Tracy and many priests interviewed estimate that there is a significant number of priests with a homosexual orientation--a higher percentage, they say, than in the overall male public. And because "priests are human, and some don't keep their vow of celibacy," Tracy said, the number of AIDS patients is expected to increase.
"Pretty soon we won't be able to say anymore that Father Jones died of a brain tumor," Tracy said. "I think we'll be seeing a big jump in the figures. "
'Church Needs a Better . . . Policy'
The Catholic Church does not have a standard policy on how to deal with priests who have AIDS, said Father Michael Lopes, a Dominican priest appointed by Archbishop John R. Quinn of San Francisco as chaplain for AIDS patients. Dioceses throughout the country have dealt with the issue in a "catch as catch can" way.
"By and large the individual religious communities and dioceses have responded well," said Kessler, a former seminarian. "But the church needs a better overall policy; it has to be addressed from a scientific and medical standpoint. There needs to be more education. Telling people to just say no is not enough."
Only a tiny percentage of the country's 57,000 priest and brothers have contracted AIDS, said Russell Shaw, spokesman for the National Conference of Catholic Bishops. The majority of priests keep their vow of celibacy, he said, but those who contract AIDS have been dealt with "compassionately."
Last week in Dallas, bishops from throughout the country attended an AIDS workshop at an annual conference on Catholic medical ethics.
"If a priest or anyone else has AIDS, the church should not be judgmental or punitive," Shaw said. "These are sick people; they need medical care and we hope they would be treated decently and with compassion on the part of the religious community and everybody else."
Los Angeles Archbishop Roger Mahony said he visited on several occasions a Los Angeles priest who had AIDS. How the priest contracted AIDS, Mahony said, "or what led to it" was irrelevant. "You treat the person the same way you treat anyone who is seriously ill."
Quinn also has a policy of visiting priests who have AIDS and offering them support, Lopes said.
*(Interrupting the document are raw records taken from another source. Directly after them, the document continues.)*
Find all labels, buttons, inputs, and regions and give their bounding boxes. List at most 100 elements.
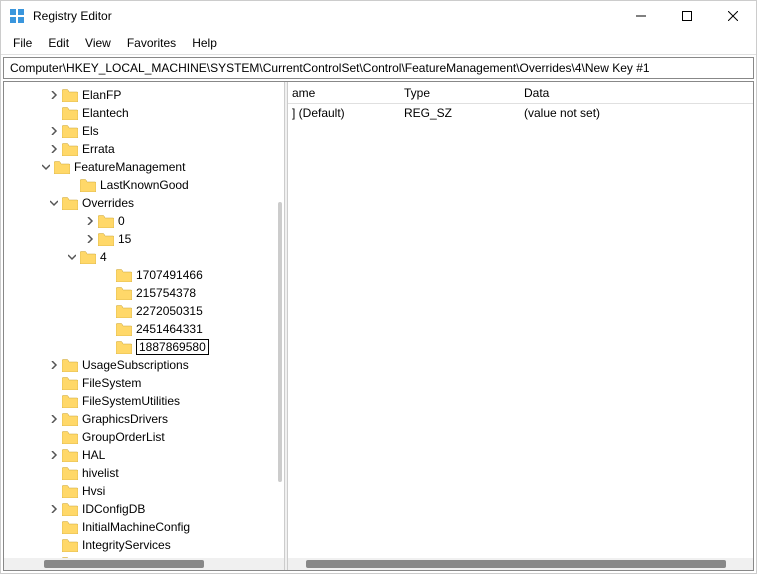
column-header-data[interactable]: Data — [516, 86, 753, 100]
maximize-button[interactable] — [664, 1, 710, 31]
folder-icon — [62, 107, 78, 120]
folder-icon — [54, 161, 70, 174]
menu-view[interactable]: View — [77, 34, 119, 52]
folder-icon — [62, 485, 78, 498]
folder-icon — [80, 179, 96, 192]
vertical-scrollbar[interactable] — [278, 202, 282, 482]
tree-item-hvsi[interactable]: Hvsi — [4, 482, 284, 500]
tree-pane: ElanFP Elantech Els Errata FeatureManage… — [4, 82, 284, 570]
tree-label: hivelist — [82, 466, 119, 480]
tree-item-integrityservices[interactable]: IntegrityServices — [4, 536, 284, 554]
tree-label: 0 — [118, 214, 125, 228]
horizontal-scrollbar[interactable] — [4, 558, 284, 570]
chevron-down-icon[interactable] — [40, 161, 52, 173]
tree-item-lastknowngood[interactable]: LastKnownGood — [4, 176, 284, 194]
registry-tree[interactable]: ElanFP Elantech Els Errata FeatureManage… — [4, 82, 284, 570]
tree-label: HAL — [82, 448, 105, 462]
cell-type: REG_SZ — [396, 106, 516, 120]
tree-item-usagesubscriptions[interactable]: UsageSubscriptions — [4, 356, 284, 374]
tree-label: 2451464331 — [136, 322, 203, 336]
menu-bar: File Edit View Favorites Help — [1, 31, 756, 55]
folder-icon — [98, 233, 114, 246]
column-header-name[interactable]: ame — [288, 86, 396, 100]
folder-icon — [62, 467, 78, 480]
folder-icon — [116, 269, 132, 282]
scrollbar-thumb[interactable] — [44, 560, 204, 568]
tree-label: 2272050315 — [136, 304, 203, 318]
scrollbar-thumb[interactable] — [306, 560, 726, 568]
minimize-button[interactable] — [618, 1, 664, 31]
folder-icon — [62, 377, 78, 390]
tree-item-featuremanagement[interactable]: FeatureManagement — [4, 158, 284, 176]
menu-file[interactable]: File — [5, 34, 40, 52]
folder-icon — [62, 539, 78, 552]
main-split: ElanFP Elantech Els Errata FeatureManage… — [3, 81, 754, 571]
folder-icon — [62, 395, 78, 408]
tree-item-filesystemutilities[interactable]: FileSystemUtilities — [4, 392, 284, 410]
folder-icon — [62, 431, 78, 444]
tree-label: IDConfigDB — [82, 502, 145, 516]
tree-item-4[interactable]: 4 — [4, 248, 284, 266]
tree-item-2451464331[interactable]: 2451464331 — [4, 320, 284, 338]
app-icon — [9, 8, 25, 24]
tree-item-els[interactable]: Els — [4, 122, 284, 140]
window-controls — [618, 1, 756, 31]
list-header: ame Type Data — [288, 82, 753, 104]
folder-icon — [62, 521, 78, 534]
folder-icon — [116, 305, 132, 318]
tree-item-overrides[interactable]: Overrides — [4, 194, 284, 212]
column-header-type[interactable]: Type — [396, 86, 516, 100]
folder-icon — [62, 143, 78, 156]
horizontal-scrollbar[interactable] — [288, 558, 753, 570]
tree-item-0[interactable]: 0 — [4, 212, 284, 230]
folder-icon — [116, 287, 132, 300]
tree-label: FileSystemUtilities — [82, 394, 180, 408]
tree-label: UsageSubscriptions — [82, 358, 189, 372]
menu-help[interactable]: Help — [184, 34, 225, 52]
tree-item-initialmachineconfig[interactable]: InitialMachineConfig — [4, 518, 284, 536]
chevron-down-icon[interactable] — [48, 197, 60, 209]
tree-item-hivelist[interactable]: hivelist — [4, 464, 284, 482]
tree-label: IntegrityServices — [82, 538, 171, 552]
tree-item-newkey-editing[interactable]: 1887869580 — [4, 338, 284, 356]
list-row[interactable]: ] (Default) REG_SZ (value not set) — [288, 104, 753, 122]
folder-icon — [98, 215, 114, 228]
tree-label: 4 — [100, 250, 107, 264]
tree-item-215754378[interactable]: 215754378 — [4, 284, 284, 302]
tree-item-2272050315[interactable]: 2272050315 — [4, 302, 284, 320]
tree-item-idconfigdb[interactable]: IDConfigDB — [4, 500, 284, 518]
menu-edit[interactable]: Edit — [40, 34, 77, 52]
tree-label: 215754378 — [136, 286, 196, 300]
tree-label: Elantech — [82, 106, 129, 120]
tree-label: 1707491466 — [136, 268, 203, 282]
tree-label: InitialMachineConfig — [82, 520, 190, 534]
window-title: Registry Editor — [33, 9, 618, 23]
folder-icon — [62, 359, 78, 372]
tree-label: Overrides — [82, 196, 134, 210]
folder-icon — [116, 341, 132, 354]
folder-icon — [62, 125, 78, 138]
tree-item-filesystem[interactable]: FileSystem — [4, 374, 284, 392]
tree-item-elanfp[interactable]: ElanFP — [4, 86, 284, 104]
folder-icon — [62, 197, 78, 210]
tree-item-hal[interactable]: HAL — [4, 446, 284, 464]
tree-label: Errata — [82, 142, 115, 156]
tree-label: GraphicsDrivers — [82, 412, 168, 426]
tree-label: ElanFP — [82, 88, 121, 102]
values-pane: ame Type Data ] (Default) REG_SZ (value … — [288, 82, 753, 570]
address-bar[interactable]: Computer\HKEY_LOCAL_MACHINE\SYSTEM\Curre… — [3, 57, 754, 79]
tree-item-errata[interactable]: Errata — [4, 140, 284, 158]
folder-icon — [62, 413, 78, 426]
tree-item-grouporderlist[interactable]: GroupOrderList — [4, 428, 284, 446]
tree-item-elantech[interactable]: Elantech — [4, 104, 284, 122]
title-bar: Registry Editor — [1, 1, 756, 31]
chevron-down-icon[interactable] — [66, 251, 78, 263]
tree-item-15[interactable]: 15 — [4, 230, 284, 248]
tree-item-1707491466[interactable]: 1707491466 — [4, 266, 284, 284]
menu-favorites[interactable]: Favorites — [119, 34, 184, 52]
tree-item-graphicsdrivers[interactable]: GraphicsDrivers — [4, 410, 284, 428]
tree-label: 15 — [118, 232, 131, 246]
tree-label: Els — [82, 124, 99, 138]
tree-label-edit[interactable]: 1887869580 — [136, 339, 209, 355]
close-button[interactable] — [710, 1, 756, 31]
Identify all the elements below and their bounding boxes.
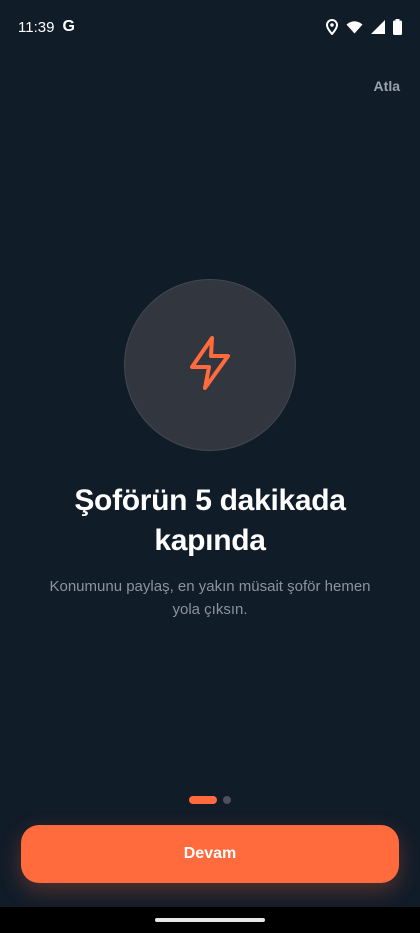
title-line-1: Şoförün 5 dakikada — [74, 484, 346, 517]
subtitle-line-1: Konumunu paylaş, en yakın müsait şoför h… — [49, 578, 371, 595]
wifi-icon — [346, 20, 363, 34]
system-nav-bar — [0, 907, 420, 933]
signal-icon — [371, 20, 385, 34]
page-indicator — [0, 796, 420, 804]
hero-circle — [124, 279, 296, 451]
lightning-bolt-icon — [186, 334, 234, 397]
page-dot[interactable] — [223, 796, 231, 804]
location-icon — [326, 19, 338, 35]
page-dot-active — [189, 796, 217, 804]
onboarding-subtitle: Konumunu paylaş, en yakın müsait şoför h… — [30, 575, 390, 621]
skip-button[interactable]: Atla — [374, 78, 400, 94]
home-indicator[interactable] — [155, 918, 265, 922]
title-line-2: kapında — [154, 524, 266, 557]
status-bar: 11:39 G — [0, 0, 420, 54]
clock: 11:39 — [18, 18, 55, 36]
continue-button[interactable]: Devam — [21, 825, 399, 883]
battery-icon — [393, 19, 402, 35]
subtitle-line-2: yola çıksın. — [172, 601, 248, 618]
google-icon: G — [62, 18, 75, 35]
status-icons — [326, 19, 402, 35]
onboarding-title: Şoförün 5 dakikada kapında — [0, 481, 420, 561]
status-left: 11:39 G — [18, 18, 75, 36]
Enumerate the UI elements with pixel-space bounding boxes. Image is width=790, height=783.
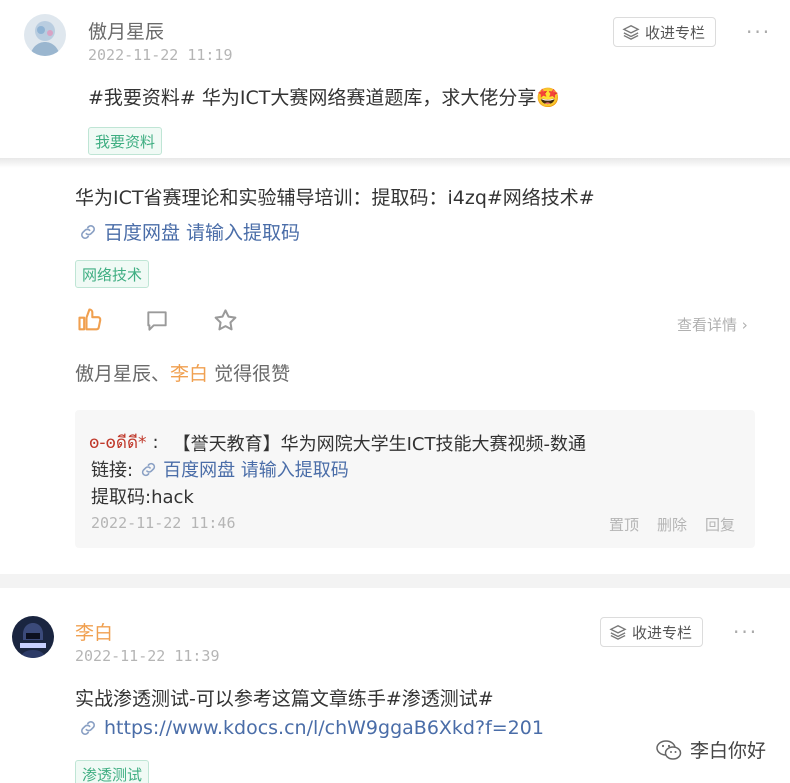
avatar[interactable] — [12, 616, 54, 658]
collect-label[interactable]: 收进专栏 — [632, 622, 692, 643]
delete-button[interactable]: 删除 — [657, 514, 687, 535]
collect-label[interactable]: 收进专栏 — [645, 22, 705, 43]
likers-line: 傲月星辰、李白 觉得很赞 — [75, 359, 290, 386]
link-icon — [81, 224, 95, 239]
comment-line-3: 提取码:hack — [91, 483, 194, 509]
pin-button[interactable]: 置顶 — [609, 514, 639, 535]
view-detail-link[interactable]: 查看详情 › — [677, 314, 748, 335]
like-icon[interactable] — [76, 306, 104, 338]
comment-actions: 置顶 删除 回复 — [609, 514, 735, 535]
stack-icon — [622, 25, 640, 40]
likers-suffix: 觉得很赞 — [208, 363, 291, 385]
author-name[interactable]: 李白 — [75, 618, 113, 645]
watermark-label: 李白你好 — [689, 740, 766, 762]
post-card-1: 傲月星辰 2022-11-22 11:19 收进专栏 ··· #我要资料# 华为… — [0, 0, 790, 158]
comment-box: ꙩ-ꙩดีดี* : 【誉天教育】华为网院大学生ICT技能大赛视频-数通 链接:… — [75, 410, 755, 548]
topic-tag[interactable]: 渗透测试 — [75, 760, 150, 783]
reply-button[interactable]: 回复 — [705, 514, 735, 535]
comment-text: 【誉天教育】华为网院大学生ICT技能大赛视频-数通 — [172, 433, 586, 455]
divider — [0, 158, 790, 168]
post-time: 2022-11-22 11:39 — [75, 647, 220, 665]
post-text: #我要资料# 华为ICT大赛网络赛道题库，求大佬分享🤩 — [88, 87, 561, 109]
comment-line-2: 链接: 百度网盘 请输入提取码 — [91, 456, 349, 482]
post-text: 华为ICT省赛理论和实验辅导培训：提取码：i4zq#网络技术# — [75, 187, 595, 209]
comment-colon: : — [152, 432, 159, 453]
more-icon[interactable]: ··· — [733, 620, 758, 644]
link-icon — [81, 721, 95, 735]
wechat-icon — [656, 739, 682, 760]
author-name[interactable]: 傲月星辰 — [88, 17, 164, 44]
liker-name[interactable]: 李白 — [170, 363, 208, 385]
comment-time: 2022-11-22 11:46 — [91, 514, 236, 532]
comment-line-1: ꙩ-ꙩดีดี* : 【誉天教育】华为网院大学生ICT技能大赛视频-数通 — [89, 429, 586, 456]
commenter-name[interactable]: ꙩ-ꙩดีดี* — [89, 429, 147, 456]
comment-link-prefix: 链接: — [91, 460, 134, 481]
link-icon — [141, 462, 156, 476]
stack-icon — [609, 625, 627, 640]
post-text: 实战渗透测试-可以参考这篇文章练手#渗透测试# — [75, 688, 494, 710]
collect-button[interactable]: 收进专栏 — [600, 617, 704, 647]
post-link[interactable]: 百度网盘 请输入提取码 — [78, 218, 300, 245]
topic-tag[interactable]: 我要资料 — [88, 127, 163, 155]
link-text[interactable]: https://www.kdocs.cn/l/chW9ggaB6Xkd?f=20… — [104, 717, 544, 739]
collect-button[interactable]: 收进专栏 — [613, 17, 717, 47]
topic-tag[interactable]: 网络技术 — [75, 260, 150, 288]
chevron-right-icon: › — [741, 316, 748, 334]
comment-link[interactable]: 百度网盘 请输入提取码 — [139, 456, 349, 482]
star-icon[interactable] — [212, 307, 239, 338]
comment-icon[interactable] — [144, 308, 170, 338]
comment-link-text[interactable]: 百度网盘 请输入提取码 — [163, 456, 349, 482]
liker-name[interactable]: 傲月星辰、 — [75, 363, 170, 385]
comment-code: 提取码:hack — [91, 487, 194, 508]
section-divider — [0, 574, 790, 588]
more-icon[interactable]: ··· — [746, 20, 771, 44]
post-link[interactable]: https://www.kdocs.cn/l/chW9ggaB6Xkd?f=20… — [78, 717, 544, 739]
wechat-watermark: 李白你好 — [656, 736, 766, 763]
link-text[interactable]: 百度网盘 请输入提取码 — [104, 218, 300, 245]
post-time: 2022-11-22 11:19 — [88, 46, 233, 64]
avatar[interactable] — [24, 14, 66, 56]
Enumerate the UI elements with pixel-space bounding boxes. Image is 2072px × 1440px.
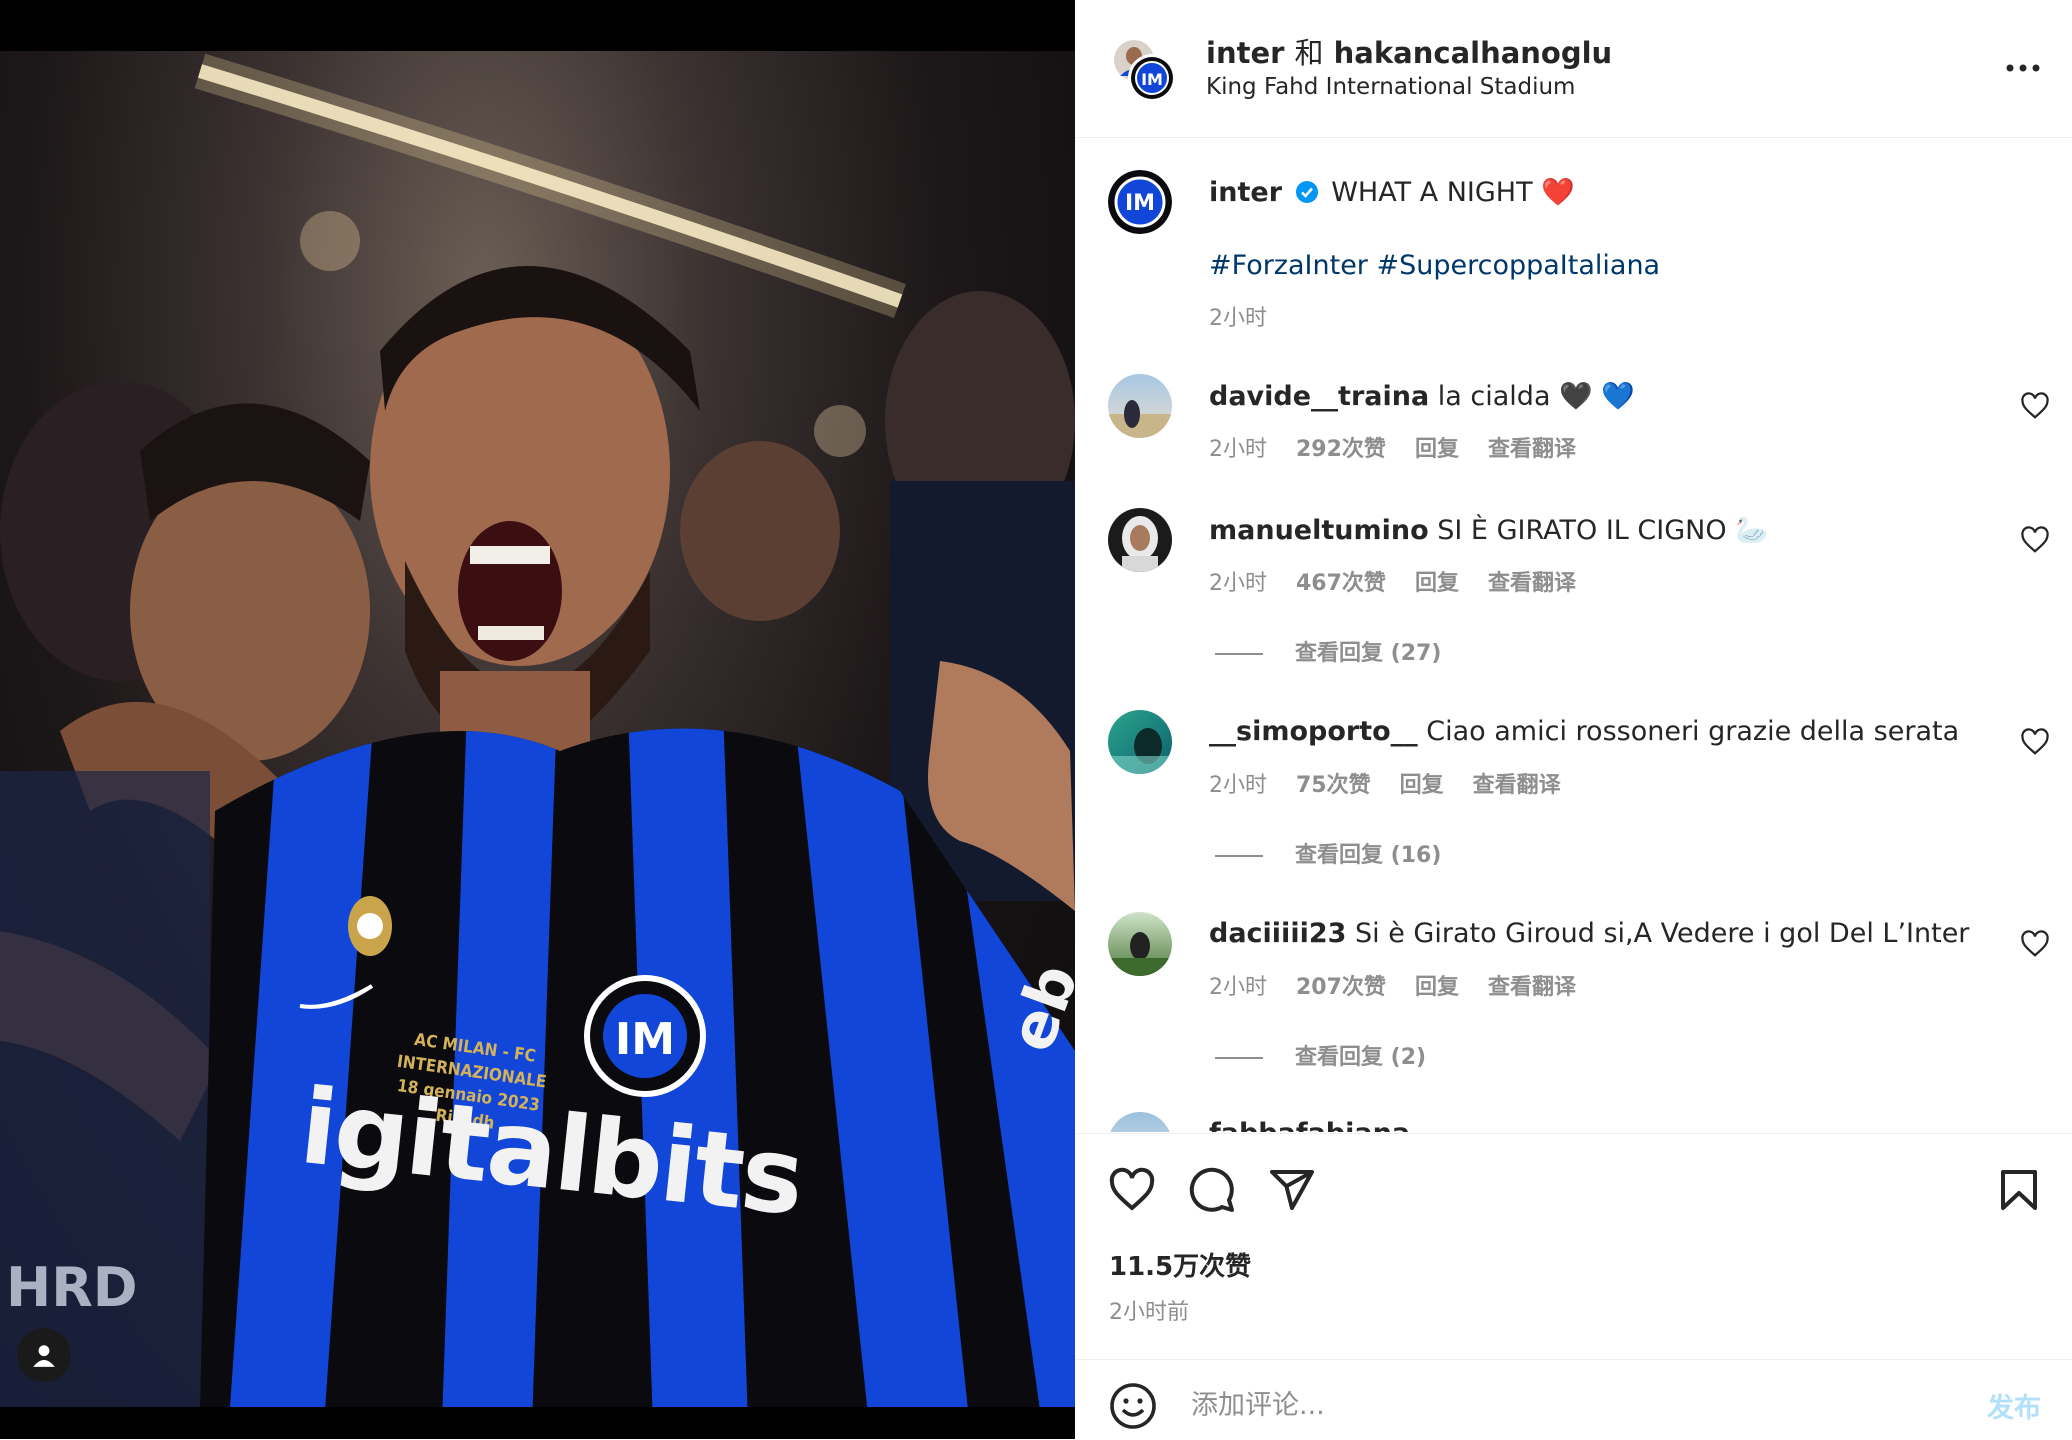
comment-username[interactable]: fabbafabiana <box>1209 1118 1410 1132</box>
more-options-button[interactable] <box>1995 48 2051 88</box>
inter-logo-icon: IM <box>1108 170 1172 234</box>
comment-username[interactable]: manueltumino <box>1209 515 1429 546</box>
user-tag-icon <box>33 1345 55 1367</box>
comment-text: Ciao amici rossoneri grazie della serata <box>1426 716 1960 747</box>
user-tag-button[interactable] <box>17 1328 71 1382</box>
comment-translate-button[interactable]: 查看翻译 <box>1473 773 1561 798</box>
comment-meta: 2小时 467次赞 回复 查看翻译 <box>1209 565 1598 597</box>
verified-badge-icon <box>1295 181 1318 203</box>
comment-emoji: 🖤 💙 <box>1559 381 1635 412</box>
comment-text: Si è Girato Giroud si,A Vedere i gol Del… <box>1355 918 1970 949</box>
replies-divider-line <box>1215 855 1263 857</box>
view-replies-label: 查看回复 (16) <box>1295 843 1442 868</box>
avatar-image <box>1108 400 1172 438</box>
comment-text: SI È GIRATO IL CIGNO <box>1437 515 1727 546</box>
comment-line: fabbafabiana <box>1209 1118 1410 1132</box>
comment-line: __simoporto__ Ciao amici rossoneri grazi… <box>1209 716 1959 747</box>
comment-like-heart-icon[interactable] <box>2020 391 2050 421</box>
comment-line: davide__traina la cialda 🖤 💙 <box>1209 380 1635 412</box>
comments-list[interactable]: IM inter WHAT A NIGHT ❤️ #ForzaInter #Su… <box>1075 138 2072 1132</box>
caption-emoji: ❤️ <box>1541 177 1575 208</box>
comment-username[interactable]: davide__traina <box>1209 381 1429 412</box>
bookmark-icon[interactable] <box>1995 1166 2043 1214</box>
more-horizontal-icon <box>2006 64 2040 72</box>
comment-translate-button[interactable]: 查看翻译 <box>1488 571 1576 596</box>
post-photo[interactable]: IM AC MILAN - FC INTERNAZIONALE 18 genna… <box>0 51 1075 1407</box>
comment-meta: 2小时 292次赞 回复 查看翻译 <box>1209 431 1598 463</box>
comment-meta: 2小时 207次赞 回复 查看翻译 <box>1209 969 1598 1001</box>
caption-hashtags[interactable]: #ForzaInter #SupercoppaItaliana <box>1209 250 1660 281</box>
comment-line: manueltumino SI È GIRATO IL CIGNO 🦢 <box>1209 514 1769 546</box>
caption-line: inter WHAT A NIGHT ❤️ <box>1209 176 1575 208</box>
likes-count[interactable]: 11.5万次赞 <box>1109 1246 1251 1283</box>
header-collab-avatars[interactable]: IM <box>1110 36 1178 104</box>
comment-input[interactable] <box>1189 1380 1833 1430</box>
replies-divider-line <box>1215 1057 1263 1059</box>
comment-reply-button[interactable]: 回复 <box>1400 773 1444 798</box>
replies-divider-line <box>1215 653 1263 655</box>
send-icon[interactable] <box>1268 1166 1316 1214</box>
caption-username[interactable]: inter <box>1209 177 1282 208</box>
comment-likes[interactable]: 292次赞 <box>1296 437 1386 462</box>
comment-avatar[interactable] <box>1108 374 1172 438</box>
comment-icon[interactable] <box>1188 1166 1236 1214</box>
view-replies-button[interactable]: 查看回复 (2) <box>1215 1039 1426 1071</box>
comment-reply-button[interactable]: 回复 <box>1415 571 1459 596</box>
comment-time[interactable]: 2小时 <box>1209 773 1267 798</box>
header-conjunction: 和 <box>1294 36 1324 70</box>
comment-translate-button[interactable]: 查看翻译 <box>1488 437 1576 462</box>
comment-avatar[interactable] <box>1108 912 1172 976</box>
comment-avatar[interactable] <box>1108 508 1172 572</box>
avatar-image <box>1108 728 1172 774</box>
heart-icon[interactable] <box>1108 1166 1156 1214</box>
comment-likes[interactable]: 75次赞 <box>1296 773 1371 798</box>
comment-username[interactable]: __simoporto__ <box>1209 716 1418 747</box>
svg-text:IM: IM <box>1141 70 1163 89</box>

In most cases throughout the country, Lopes said, the church has responded adequately. He said he has heard, though, of isolated cases in which "people in authority just don't want to deal with it, they just don't think the church ought to be involved."
"Some priests have dropped out of sight, just to be alone," Lopes said. "The last thing people need when they're terminally ill is someone getting on their case."
Priests in Atlanta who have AIDS face the "loss of their public ministry," said Father Peter Dora, spokesman for the archdiocese.
A priest with AIDS "would be given full support, but his public ministry would be evaluated," Dora said. "His willingness and ability to proclaim the church's teaching on homosexuality would have to be determined. We'd have to be sure he did not blur the distinction between his personal feelings and what he was supposed to represent."
Tracy counseled one priest in Northern California, who, after he was diagnosed with AIDS, was afraid to tell his superiors. He was worried, not only about dying, but about losing his job, his insurance and the respect of everyone in the parish.
Went Away for Treatment
His superiors were supportive when he told them, Tracy said, and he voluntarily went to another city for treatment to spare his parish and family any embarrassment. When he died last year, the parishioners were told that he had suffered from a brain tumor. His parents still fear that someone will find out the cause of his death, Tracy said.
The San Diego priest who has AIDS said his order has been supportive since he has been diagnosed but said the condemnatory attitude of the church toward gays is painful.
"I'm thankful I've worked through all my guilt about being gay before I got AIDS," he said. "To face dying, without coming to terms with that, would have been too painful."